The interview with her future husband had not left donna Lenora any happier or more contented with her lot. The callousness which he had shown in accepting a fiancée like a bale of valueless goods was equally apparent in his attitude after this first introduction to her. The poor girl's heart was heavy. She had had so little experience of the world, and none at all of men. Already at an early age she had become motherless; all the care and the tenderness which she had ever known was from the father whose pride in her beauty was far greater than his love for his child. A rigid convent education had restrained the development of her ideals and of her aspirations; at nineteen years of age the dominating thought in her was service to her King and country, loyalty and obedience to her father and to the Church.

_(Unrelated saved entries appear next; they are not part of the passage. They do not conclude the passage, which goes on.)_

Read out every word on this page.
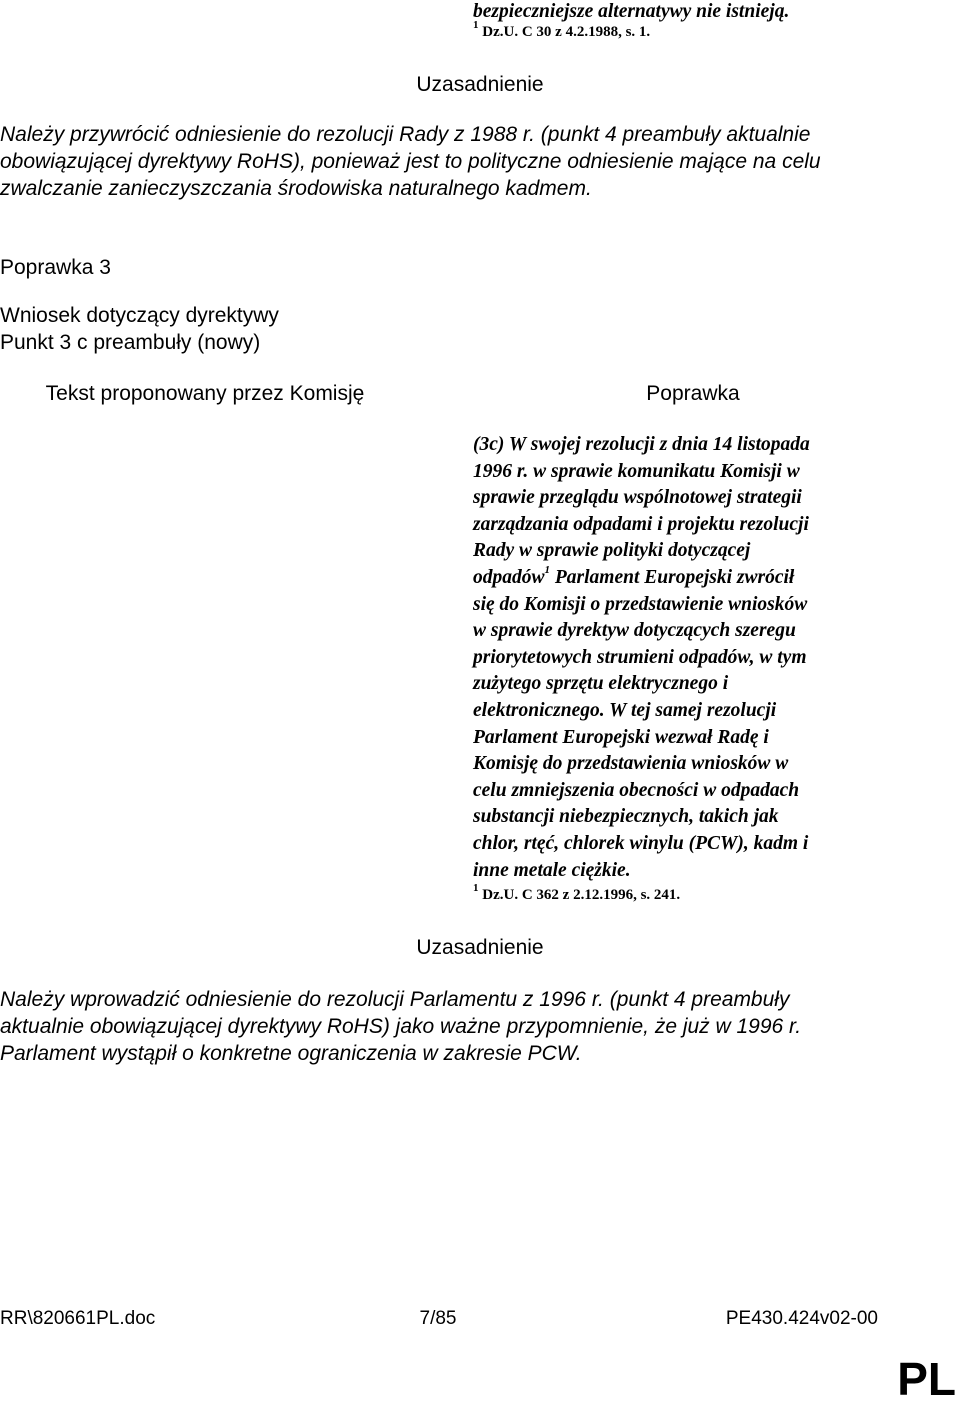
bezpieczniejsze alternatywy nie istnieją.
$^1$ Dz.U. C 30 z 4.2.1988, s. 1.
Uzasadnienie
Należy przywrócić odniesienie do rezolucji Rady z 1988 r. (punkt 4 preambuły aktualnie
obowiązującej dyrektywy RoHS), ponieważ jest to polityczne odniesienie mające na celu
zwalczanie zanieczyszczania środowiska naturalnego kadmem.
Poprawka 3
Wniosek dotyczący dyrektywy
Punkt 3 c preambuły (nowy)
Tekst proponowany przez Komisję	Poprawka
(3c) W swojej rezolucji z dnia 14 listopada
1996 r. w sprawie komunikatu Komisji w
sprawie przeglądu wspólnotowej strategii
zarządzania odpadami i projektu rezolucji
Rady w sprawie polityki dotyczącej
odpadów$^1$ Parlament Europejski zwrócił
się do Komisji o przedstawienie wniosków
w sprawie dyrektyw dotyczących szeregu
priorytetowych strumieni odpadów, w tym
zużytego sprzętu elektrycznego i
elektronicznego. W tej samej rezolucji
Parlament Europejski wezwał Radę i
Komisję do przedstawienia wniosków w
celu zmniejszenia obecności w odpadach
substancji niebezpiecznych, takich jak
chlor, rtęć, chlorek winylu (PCW), kadm i
inne metale ciężkie.
$^1$ Dz.U. C 362 z 2.12.1996, s. 241.
Uzasadnienie
Należy wprowadzić odniesienie do rezolucji Parlamentu z 1996 r. (punkt 4 preambuły
aktualnie obowiązującej dyrektywy RoHS) jako ważne przypomnienie, że już w 1996 r.
Parlament wystąpił o konkretne ograniczenia w zakresie PCW.
RR\820661PL.doc	7/85	PE430.424v02-00
PL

In the crowded ballroom she saw young girls moving freely and gaily, talking and laughing without apparently a care or sorrow; yet they belonged to a subject and rebel race; the laws of a powerful alien government dominated their lives; fear of the Inquisition restrained the very freedom of their thoughts. They were all of them rebels in the eyes of their King: the comprehensive death-warrant issued by the Duke of Alva against every Netherlander--man, woman, and child, irrespective of rank, irrespective of creed, irrespective of political convictions--hung over every life here present like the real sword of Damocles: even this day all these people were dancing in the very presence of death. The thought of the torture-chamber, the gibbet, or the stake could never be wholly absent from their minds. And yet they seemed happy, whilst she, donna Lenora de Vargas, who should have been envied of them all, was sitting solitary and sad; her lace handkerchief was soaked through with her tears.

A sudden movement of the curtain on her left roused her from her gloomy meditations. The next moment, a young man--with fair unruly hair, eyes glowing through the holes of the velvet mask which he wore, and sensitive mouth quivering with emotion--was kneeling beside her: he had captured one of her hands, and was kissing it with passionate fervour. Not a little frightened, she could hardly speak, but she did not feel indignant for she had been very lonely, and this mute adoration of her on the part of this unknown man acted like soothing balm on her wounded pride.

"I pray you, sir," she murmured timorously, "I pray you to leave me...."

He looked up into her face, and, through the holes of the mask, she could see that his eyes were--like hers--full of tears.

"Not," he whispered with soulful earnestness, "till I have told you that your sorrow and your beauty have made an indelible impression on my heart, and that I desire to be your humble servitor."

"But who are you?" she asked.

"One who anon will stand very near to you--as a brother...."

"A brother? Then you are...?"

"Laurence van Rycke," he replied, "henceforth your faithful servant until death."